June 15th, 2011
Empathy gets a bad rap. People talk about empathy as if it is not serious business…as if it is this soft, fuzzy, cuddly, lets all hug and be nice to each other kind of a thing…and it is not that kind of a thing at all.
Empathy is actually pretty bad ass.
It requires a certain amount of courage, a certain amount of confidence and a certain amount of character to have empathy. You have to be secure enough, in your identity and with your perspective, to try to have some understanding as to the identity and perspective of another. Empathy is not about being nice to somebody or liking somebody (not that those are bad things) it is about understanding where a person is coming from. Knowing the dissenting point is one thing, but do you understand where that point comes from, do you understand why someone feels as strongly about their different point of view as you do about yours?
There is nothing soft or easy or safe about it…if there were, it would be a much more common thing that we are talking about.
Empathy is pretty rare, because the much easier thing to do is to simply dismiss the perspective, feelings or experience of another without actually understanding it. If you are really good at doing that, you never have to have to do any real work or have any real faith in who you are or what you are about…you just never let that stuff come into any contact with any other stuff.
And there is no shortage of this. There is no shortage of people telling other people they are wrong without ever having any understanding of them. “Young people don’t get it, older people don’t get it, Republicans don’t get it, Democrats don’t get it, my kids don’t get it, new members don’t get it, senior leadership doesn’t get it, employees don’t get it, the board doesn’t get it, etc.”
The convenient thing about that approach is that it removes me from the conversation…if we can focus on how “they” do not get it, we don’t have to have any awkward conversations about what I am doing or not doing. Empathy requires us to let go of “they” and “them.” Empathy helps us understand that while we may disagree on something; that difference exists within a larger container of commonality and shared responsibility.
Empathy is not for the faint of heart.
Rather than point fingers and diagnose the failings of others, having empathy, having some real understanding on where another is coming from means that we are all part of the problem, which means we are all part of the solution, which means we all have work to do.
Empathy informs wise action. The more empathy you have the greater, in quality and quantity, the data you have to make decisions and find your way through the world.
Be good to each other.
It’s funny Joe, I was just writing a blog post about the importance of creating opportunities for emotion with groups that work together, shared feeling of emotion that can lead to discovering commonality. And then I saw this post on twitter. A great post, and good timing. Nice to find your blog.

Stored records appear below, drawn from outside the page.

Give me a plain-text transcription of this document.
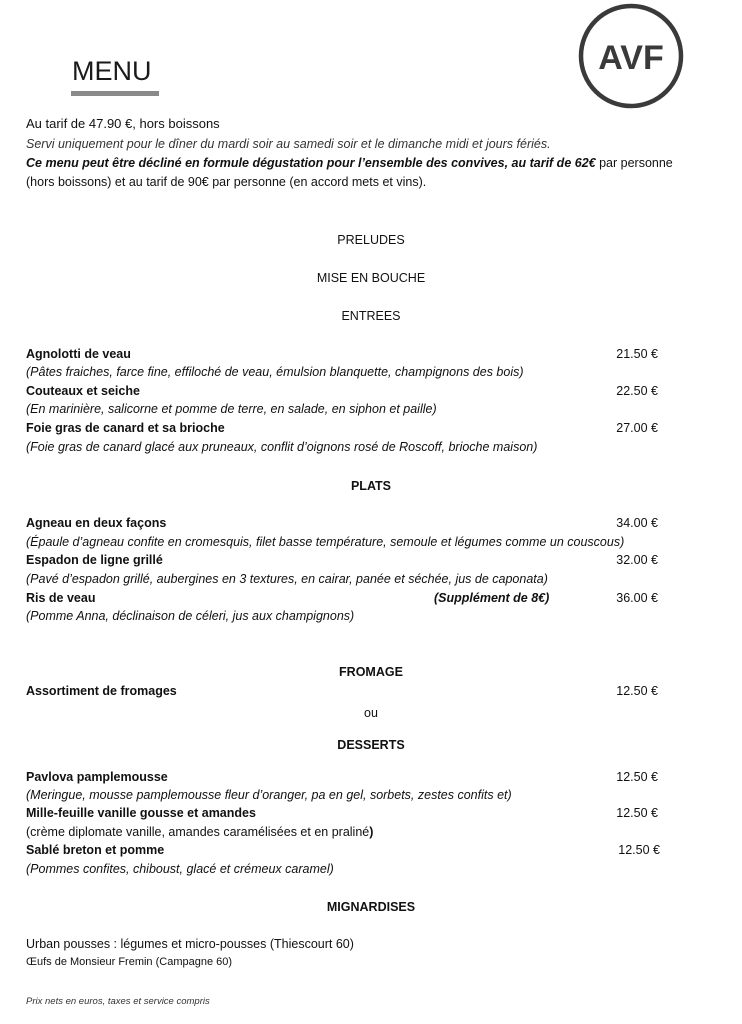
MENU	AVF
Au tarif de 47.90 €, hors boissons
Servi uniquement pour le dîner du mardi soir au samedi soir et le dimanche midi et jours fériés.
Ce menu peut être décliné en formule dégustation pour l’ensemble des convives, au tarif de 62€ par personne
(hors boissons) et au tarif de 90€ par personne (en accord mets et vins).
PRELUDES
MISE EN BOUCHE
ENTREES
Agnolotti de veau	21.50 €
(Pâtes fraiches, farce fine, effiloché de veau, émulsion blanquette, champignons des bois)
Couteaux et seiche	22.50 €
(En marinière, salicorne et pomme de terre, en salade, en siphon et paille)
Foie gras de canard et sa brioche	27.00 €
(Foie gras de canard glacé aux pruneaux, conflit d’oignons rosé de Roscoff, brioche maison)
PLATS
Agneau en deux façons	34.00 €
(Épaule d’agneau confite en cromesquis, filet basse température, semoule et légumes comme un couscous)
Espadon de ligne grillé	32.00 €
(Pavé d’espadon grillé, aubergines en 3 textures, en cairar, panée et séchée, jus de caponata)
Ris de veau	(Supplément de 8€)	36.00 €
(Pomme Anna, déclinaison de céleri, jus aux champignons)
FROMAGE
Assortiment de fromages	12.50 €
ou
DESSERTS
Pavlova pamplemousse	12.50 €
(Meringue, mousse pamplemousse fleur d’oranger, pa en gel, sorbets, zestes confits et)
Mille-feuille vanille gousse et amandes	12.50 €
(crème diplomate vanille, amandes caramélisées et en praliné)
Sablé breton et pomme	12.50 €
(Pommes confites, chiboust, glacé et crémeux caramel)
MIGNARDISES
Urban pousses : légumes et micro-pousses (Thiescourt 60)
Œufs de Monsieur Fremin (Campagne 60)
Prix nets en euros, taxes et service compris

Something that can be helpful in maintaining empathy in the face of what we experience as intransigence is a saying of Jerry Weinberg’s:
“No matter how strange it may look, most people are actually trying to be helpful.”
Thanks for the reminder. Again, sometimes I get irritated and I respond negatively about “them.” Thanks for AGAIN helping me to recognize that I am really part of the problem as well as the solution.

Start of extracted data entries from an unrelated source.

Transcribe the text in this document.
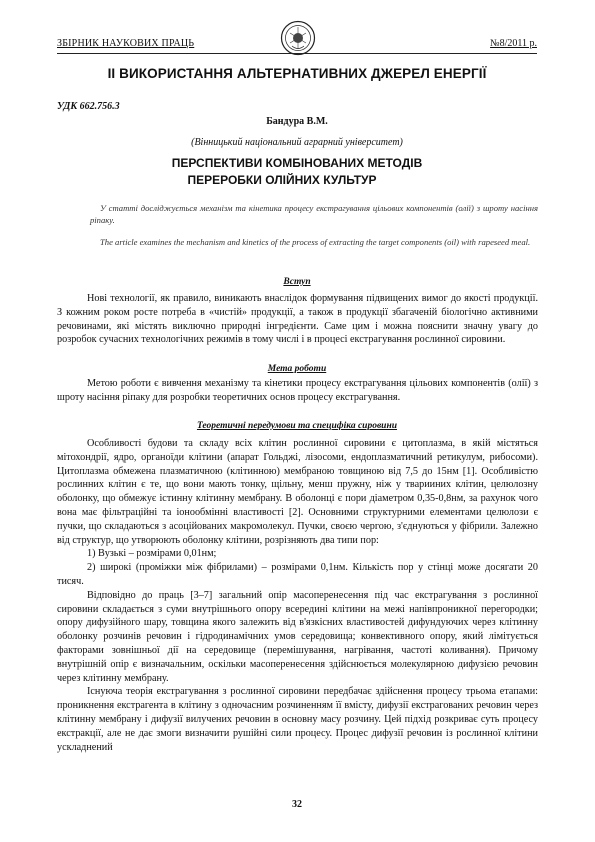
ЗБІРНИК НАУКОВИХ ПРАЦЬ	№8/2011 р.
ІІ ВИКОРИСТАННЯ АЛЬТЕРНАТИВНИХ ДЖЕРЕЛ ЕНЕРГІЇ
УДК 662.756.3
Бандура В.М.
(Вінницький національний аграрний університет)
ПЕРСПЕКТИВИ КОМБІНОВАНИХ МЕТОДІВ
ПЕРЕРОБКИ ОЛІЙНИХ КУЛЬТУР

У статті досліджується механізм та кінетика процесу екстрагування цільових компонентів (олії) з шроту насіння ріпаку.

The article examines the mechanism and kinetics of the process of extracting the target components (oil) with rapeseed meal.

Вступ

Нові технології, як правило, виникають внаслідок формування підвищених вимог до якості продукції. З кожним роком росте потреба в «чистій» продукції, а також в продукції збагаченій біологічно активними речовинами, які містять виключно природні інгредієнти. Саме цим і можна пояснити значну увагу до розробок сучасних технологічних режимів в тому числі і в процесі екстрагування рослинної сировини.

Мета роботи

Метою роботи є вивчення механізму та кінетики процесу екстрагування цільових компонентів (олії) з шроту насіння ріпаку для розробки теоретичних основ процесу екстрагування.

Теоретичні передумови та специфіка сировини

Особливості будови та складу всіх клітин рослинної сировини є цитоплазма, в якій містяться мітохондрії, ядро, органоїди клітини (апарат Гольджі, лізосоми, ендоплазматичний ретикулум, рибосоми). Цитоплазма обмежена плазматичною (клітинною) мембраною товщиною від 7,5 до 15нм [1]. Особливістю рослинних клітин є те, що вони мають тонку, щільну, менш пружну, ніж у тварииних клітин, целюлозну оболонку, що обмежує істинну клітинну мембрану. В оболонці є пори діаметром 0,35-0,8нм, за рахунок чого вона має фільтраційні та іонообмінні властивості [2]. Основними структурними елементами целюлози є пучки, що складаються з асоційованих макромолекул. Пучки, своєю чергою, з'єднуються у фібрили. Залежно від структур, що утворюють оболонку клітини, розрізняють два типи пор:

1) Вузькі – розмірами 0,01нм;
2) широкі (проміжки між фібрилами) – розмірами 0,1нм. Кількість пор у стінці може досягати 20 тисяч.

Відповідно до праць [3–7] загальний опір масоперенесення під час екстрагування з рослинної сировини складається з суми внутрішнього опору всередині клітини на межі напівпроникної перегородки; опору дифузійного шару, товщина якого залежить від в'язкісних властивостей дифундуючих через клітинну оболонку розчинів речовин і гідродинамічних умов середовища; конвективного опору, який лімітується факторами зовнішньої дії на середовище (перемішування, нагрівання, частоті коливання). Причому внутрішній опір є визначальним, оскільки масоперенесення здійснюється молекулярною дифузією речовин через клітинну мембрану.

Існуюча теорія екстрагування з рослинної сировини передбачає здійснення процесу трьома етапами: проникнення екстрагента в клітину з одночасним розчиненням її вмісту, дифузії екстрагованих речовин через клітинну мембрану і дифузії вилучених речовин в основну масу розчину. Цей підхід розкриває суть процесу екстракції, але не дає змоги визначити рушійні сили процесу. Процес дифузії речовин із рослинної клітини ускладнений

32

Wise words, Joe. We all see the world through our own unique frameworks, which were formed by all of our experiences and interactions with the world. Empathy helps us navigate the foreign land of others’ frameworks so we can authentically relate to one another in all of our abundant and beautiful diversity.
Your discussion here also made me think about complexity and systems theory as well as Deming’s views on quality. So much of the time we focus on the employees or a certain mangers’ attitude as the “problem,” but the truth is, often a faulty organizational system is to blame and systemic issues need to be addressed. A healthy, brave, level of empathy in the workplace can help shed light on the system being the problem, not the individuals.
I love this post, Joe. I’ve witnessed people who express empathy or empathetic tendencies in the workplace be derided. I believe there is tremendous business value in being empathetic, including the creation and maintenance of trust in the employee and client populations.
In a world that’s filled with images and caricatures of “the other”, your post is a timely reminder on the importance of empathy. So often, I see kind and intelligent people become completely dismissive when they encounter opposing viewpoints. Often, it’s not only the viewpoints they dismiss, but the people, as well.
In addition to being harmful to our communities, this mental laziness and absence of critical thinking is also harmful to a democratic society. Democracy can’t work without a public that is capable of contemplating complex issues, entertaining opposing views and coming to informed, rather than knee-jerk, decisions.
I’d love to see a follow-up post on how we can begin cultivating empathy at both the individual and institutional levels.